Minister of Economy, Development and Reconstruction
- In office 10 August 1983 – 2 April 1984
- President: Augusto Pinochet
- Preceded by: Manuel Martín Sáez
- Succeeded by: Modesto Collados

National Director of the National Statistics Institute
- In office 1982 – 10 August 1983
- President: Augusto Pinochet
- Preceded by: Sergio Chaparro Ruiz
- Succeeded by: Juan Crocco Ferrari

Personal details
- Born: 1937 Chile
- Died: 28 June 2020 (aged 82–83) Chile
- Party: Independent
- Children: 5
- Alma mater: University of Chile
- Profession: Commercial engineer

= Andrés Passicot =

Andrés Gabriel Passicot Callier (1937 – 28 June 2020) was a Chilean economist and political figure who served as Minister of Economy, Development and Reconstruction during the military government of General Augusto Pinochet between 1983 and 1984.

== Career ==
Passicot began his public service during the presidency of Jorge Alessandri in 1960, joining the Production Development Corporation (CORFO) at a time when the country was engaged in large-scale reconstruction following the devastating 1960 Valdivia earthquake.

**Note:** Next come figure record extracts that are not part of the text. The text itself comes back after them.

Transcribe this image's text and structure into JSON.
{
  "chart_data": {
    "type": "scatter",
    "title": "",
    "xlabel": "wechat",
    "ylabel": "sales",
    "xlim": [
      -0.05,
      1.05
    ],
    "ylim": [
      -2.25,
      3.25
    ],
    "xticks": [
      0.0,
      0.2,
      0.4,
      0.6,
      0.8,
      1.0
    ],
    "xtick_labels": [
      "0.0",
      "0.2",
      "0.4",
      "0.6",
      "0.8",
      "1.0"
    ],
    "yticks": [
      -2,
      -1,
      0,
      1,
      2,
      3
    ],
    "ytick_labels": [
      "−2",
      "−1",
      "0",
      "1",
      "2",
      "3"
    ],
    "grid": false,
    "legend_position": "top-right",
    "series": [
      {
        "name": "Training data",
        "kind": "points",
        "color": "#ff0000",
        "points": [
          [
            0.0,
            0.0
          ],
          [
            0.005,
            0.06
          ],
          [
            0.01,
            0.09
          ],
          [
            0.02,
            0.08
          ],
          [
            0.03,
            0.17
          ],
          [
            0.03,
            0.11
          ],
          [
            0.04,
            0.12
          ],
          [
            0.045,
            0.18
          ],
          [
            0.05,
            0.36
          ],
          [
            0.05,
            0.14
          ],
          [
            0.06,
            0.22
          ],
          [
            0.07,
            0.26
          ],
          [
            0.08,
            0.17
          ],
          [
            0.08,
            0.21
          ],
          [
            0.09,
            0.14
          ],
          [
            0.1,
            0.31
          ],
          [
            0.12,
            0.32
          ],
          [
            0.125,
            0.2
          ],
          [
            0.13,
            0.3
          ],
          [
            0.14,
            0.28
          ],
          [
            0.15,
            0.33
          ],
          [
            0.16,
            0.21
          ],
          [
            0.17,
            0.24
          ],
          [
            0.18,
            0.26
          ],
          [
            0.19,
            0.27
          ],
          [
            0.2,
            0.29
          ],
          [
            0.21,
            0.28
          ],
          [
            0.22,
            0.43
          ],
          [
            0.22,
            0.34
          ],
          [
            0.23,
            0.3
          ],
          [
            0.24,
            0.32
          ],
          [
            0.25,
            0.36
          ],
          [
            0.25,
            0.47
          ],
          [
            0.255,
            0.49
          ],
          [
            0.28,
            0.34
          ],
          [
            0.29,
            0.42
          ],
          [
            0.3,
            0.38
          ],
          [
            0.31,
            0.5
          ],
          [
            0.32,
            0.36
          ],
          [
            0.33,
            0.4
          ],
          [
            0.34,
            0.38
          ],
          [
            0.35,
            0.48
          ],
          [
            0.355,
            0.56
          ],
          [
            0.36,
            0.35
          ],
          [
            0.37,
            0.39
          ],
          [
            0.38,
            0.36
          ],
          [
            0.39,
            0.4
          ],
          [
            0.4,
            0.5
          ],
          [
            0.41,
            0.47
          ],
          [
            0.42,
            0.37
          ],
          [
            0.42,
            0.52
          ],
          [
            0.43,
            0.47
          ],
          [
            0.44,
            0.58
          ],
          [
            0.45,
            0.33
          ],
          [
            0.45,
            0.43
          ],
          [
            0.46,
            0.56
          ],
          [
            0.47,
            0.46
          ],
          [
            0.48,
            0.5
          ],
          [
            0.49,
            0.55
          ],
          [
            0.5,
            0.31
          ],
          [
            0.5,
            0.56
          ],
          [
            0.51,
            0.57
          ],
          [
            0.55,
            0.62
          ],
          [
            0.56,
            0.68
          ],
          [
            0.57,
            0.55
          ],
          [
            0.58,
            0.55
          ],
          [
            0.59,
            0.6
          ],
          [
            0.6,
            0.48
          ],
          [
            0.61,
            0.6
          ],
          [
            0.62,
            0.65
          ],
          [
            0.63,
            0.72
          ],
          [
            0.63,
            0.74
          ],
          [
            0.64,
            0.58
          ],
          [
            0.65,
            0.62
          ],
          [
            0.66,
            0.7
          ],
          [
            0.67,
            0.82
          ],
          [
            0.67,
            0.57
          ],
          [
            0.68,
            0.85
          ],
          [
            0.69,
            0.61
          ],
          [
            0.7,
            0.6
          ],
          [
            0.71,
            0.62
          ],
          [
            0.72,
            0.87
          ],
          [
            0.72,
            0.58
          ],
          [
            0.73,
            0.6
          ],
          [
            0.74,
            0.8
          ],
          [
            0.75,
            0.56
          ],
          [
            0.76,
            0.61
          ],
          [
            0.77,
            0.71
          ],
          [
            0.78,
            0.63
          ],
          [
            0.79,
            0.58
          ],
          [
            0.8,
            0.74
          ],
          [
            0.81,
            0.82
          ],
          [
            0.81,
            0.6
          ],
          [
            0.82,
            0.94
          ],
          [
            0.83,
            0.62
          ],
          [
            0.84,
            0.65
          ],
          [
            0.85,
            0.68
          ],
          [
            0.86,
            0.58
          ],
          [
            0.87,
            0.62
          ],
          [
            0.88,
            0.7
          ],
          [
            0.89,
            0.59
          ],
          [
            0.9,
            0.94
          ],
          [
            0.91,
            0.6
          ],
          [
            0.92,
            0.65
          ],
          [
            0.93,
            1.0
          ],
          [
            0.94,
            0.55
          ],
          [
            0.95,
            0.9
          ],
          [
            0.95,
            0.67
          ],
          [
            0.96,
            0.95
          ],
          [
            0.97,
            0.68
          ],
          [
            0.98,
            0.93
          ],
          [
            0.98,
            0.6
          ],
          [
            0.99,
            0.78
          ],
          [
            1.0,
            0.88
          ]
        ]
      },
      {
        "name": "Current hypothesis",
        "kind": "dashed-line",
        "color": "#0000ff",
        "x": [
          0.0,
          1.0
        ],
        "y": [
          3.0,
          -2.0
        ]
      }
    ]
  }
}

He later worked at the National Planning Office (Odeplan), where he remained until the election of President Salvador Allende in 1970. After leaving the public sector, he dedicated himself to teaching economic policy and founded in 1974 the consulting firm **Géminis**, which provided advisory services to banks and financial institutions.

Passicot returned to government service under the Pinochet regime in 1982, when he was appointed National Director of the National Statistics Institute (INE). He held the position until 10 August 1983, when he was appointed Minister of Economy, Development and Reconstruction. He remained in that office until 2 April 1984.

In 1985 he was appointed Vice President of the State Bank of Chile, serving until 1988. Following the end of the military regime in 1990, Passicot returned to private-sector professional practice. He was married and had five children.

== Death ==
Andrés Passicot died on 28 June 2020 at the age of 82. His funeral rites took place at the Parish of Our Lady of the Rosary in Las Condes, after which his remains were cremated at the General Cemetery of Santiago.